Le rapporteur Claude Moraes (S&D, UK) a déclaré: "La commission des libertés civiles a adopté lundi 11 juin une position claire sur l'accord relatif au bouclier de protection des données entre l’UE et les États-Unis. Bien que des progrès aient été réalisés pour améliorer l'accord Safe Harbor, le bouclier de protection des données dans sa forme actuelle n'offre pas le niveau de protection adéquat requis par la législation de l'UE en matière de protection des données et la Charte de l'UE. Il appartient donc aux autorités américaines de suivre réellement les termes de l'accord et à la Commission européenne de prendre des mesures pour s'assurer qu'il se conformera pleinement au RGPR."

 

Prochaines étapes

 

Le projet de résolution a été adopté par 29 voix pour, 25 voix contre et 3 abstentions.
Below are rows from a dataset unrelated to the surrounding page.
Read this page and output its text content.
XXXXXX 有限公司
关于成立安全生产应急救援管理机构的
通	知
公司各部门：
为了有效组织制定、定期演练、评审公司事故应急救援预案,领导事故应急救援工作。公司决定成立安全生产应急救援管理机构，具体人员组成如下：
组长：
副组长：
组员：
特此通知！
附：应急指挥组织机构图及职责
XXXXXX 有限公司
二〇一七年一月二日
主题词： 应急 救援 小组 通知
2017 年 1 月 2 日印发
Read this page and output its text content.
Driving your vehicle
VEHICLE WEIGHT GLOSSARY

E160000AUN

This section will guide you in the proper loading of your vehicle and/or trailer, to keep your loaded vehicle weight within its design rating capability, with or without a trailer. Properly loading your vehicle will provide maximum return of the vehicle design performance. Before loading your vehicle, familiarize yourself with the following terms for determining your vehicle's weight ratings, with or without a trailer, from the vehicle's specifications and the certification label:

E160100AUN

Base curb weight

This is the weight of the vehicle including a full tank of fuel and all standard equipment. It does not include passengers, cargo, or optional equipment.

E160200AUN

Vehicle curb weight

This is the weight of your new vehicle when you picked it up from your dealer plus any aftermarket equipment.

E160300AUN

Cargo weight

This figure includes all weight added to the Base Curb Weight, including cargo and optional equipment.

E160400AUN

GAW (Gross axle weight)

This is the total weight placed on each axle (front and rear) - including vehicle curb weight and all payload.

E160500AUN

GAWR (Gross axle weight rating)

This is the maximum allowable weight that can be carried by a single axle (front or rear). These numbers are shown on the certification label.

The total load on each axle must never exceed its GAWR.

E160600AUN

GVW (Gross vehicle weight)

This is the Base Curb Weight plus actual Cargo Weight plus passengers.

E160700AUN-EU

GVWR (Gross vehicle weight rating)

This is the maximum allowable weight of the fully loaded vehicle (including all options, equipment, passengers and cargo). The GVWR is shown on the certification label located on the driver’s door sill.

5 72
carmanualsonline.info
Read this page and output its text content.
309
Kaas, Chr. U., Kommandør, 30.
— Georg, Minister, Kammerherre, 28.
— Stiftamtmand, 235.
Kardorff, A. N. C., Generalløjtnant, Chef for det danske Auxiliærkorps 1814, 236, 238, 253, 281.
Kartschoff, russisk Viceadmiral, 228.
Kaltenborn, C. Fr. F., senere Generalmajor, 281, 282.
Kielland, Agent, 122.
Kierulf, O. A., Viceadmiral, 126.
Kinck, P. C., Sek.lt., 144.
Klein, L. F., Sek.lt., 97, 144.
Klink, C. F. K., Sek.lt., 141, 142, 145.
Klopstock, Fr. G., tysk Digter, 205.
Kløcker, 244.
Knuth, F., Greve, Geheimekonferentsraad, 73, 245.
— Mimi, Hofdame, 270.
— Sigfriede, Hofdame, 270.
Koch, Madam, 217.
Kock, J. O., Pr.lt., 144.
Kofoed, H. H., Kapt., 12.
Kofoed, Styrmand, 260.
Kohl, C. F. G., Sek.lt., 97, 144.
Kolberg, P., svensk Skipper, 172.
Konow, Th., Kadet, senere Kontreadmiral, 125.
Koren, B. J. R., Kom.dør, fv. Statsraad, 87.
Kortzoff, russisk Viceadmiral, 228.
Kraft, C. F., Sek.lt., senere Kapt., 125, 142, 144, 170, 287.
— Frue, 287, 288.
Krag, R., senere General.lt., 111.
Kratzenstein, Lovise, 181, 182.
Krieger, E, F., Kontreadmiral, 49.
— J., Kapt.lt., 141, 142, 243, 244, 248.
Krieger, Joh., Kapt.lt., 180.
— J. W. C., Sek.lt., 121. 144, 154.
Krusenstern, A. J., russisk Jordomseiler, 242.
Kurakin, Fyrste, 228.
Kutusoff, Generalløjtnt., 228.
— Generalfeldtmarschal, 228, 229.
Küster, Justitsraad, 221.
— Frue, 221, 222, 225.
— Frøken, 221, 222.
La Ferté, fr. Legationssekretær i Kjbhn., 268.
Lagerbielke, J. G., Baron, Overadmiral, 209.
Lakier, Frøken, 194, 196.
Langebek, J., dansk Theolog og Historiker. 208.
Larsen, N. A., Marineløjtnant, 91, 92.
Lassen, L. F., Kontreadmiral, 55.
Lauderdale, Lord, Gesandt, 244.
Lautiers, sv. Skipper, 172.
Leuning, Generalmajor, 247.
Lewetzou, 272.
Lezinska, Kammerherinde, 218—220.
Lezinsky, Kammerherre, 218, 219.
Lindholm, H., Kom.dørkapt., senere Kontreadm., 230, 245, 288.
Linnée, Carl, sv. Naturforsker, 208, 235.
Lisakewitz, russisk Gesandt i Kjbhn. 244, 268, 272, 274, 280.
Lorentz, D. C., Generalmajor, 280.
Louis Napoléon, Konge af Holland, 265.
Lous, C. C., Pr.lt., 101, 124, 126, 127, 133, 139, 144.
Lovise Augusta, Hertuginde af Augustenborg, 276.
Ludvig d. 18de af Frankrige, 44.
Le Parlement dans son ensemble devrait se prononcer sur le texte lors de la session plénière de juillet.

 

Contexte

 

Le bouclier de protection des données est un accord entre les États-Unis et l'UE qui permet aux entreprises américaines supposées disposer d'un niveau adéquat de protection des données de transférer des données personnelles de l'UE vers les États-Unis.

 

Le bouclier de protection des données entre l'UE et les États-Unis est le successeur du cadre de la sphère de sécurité de 2000, rendu invalide par un arrêt de la Cour de justice de l'UE en octobre 2015 - qui n'a pas jugé l'accord suffisamment strict sur la protection des données pour les citoyens de l'UE. La Commission européenne a réagi en négociant le nouvel accord sur le bouclier de protection des données afin d'assurer une protection "adéquate" des données à caractère personnel transférées et stockées par les entreprises aux États-Unis.

 

Ce nouveau cadre pour les transferts de données entre l'UE et les États-Unis a été adopté en juillet 2016.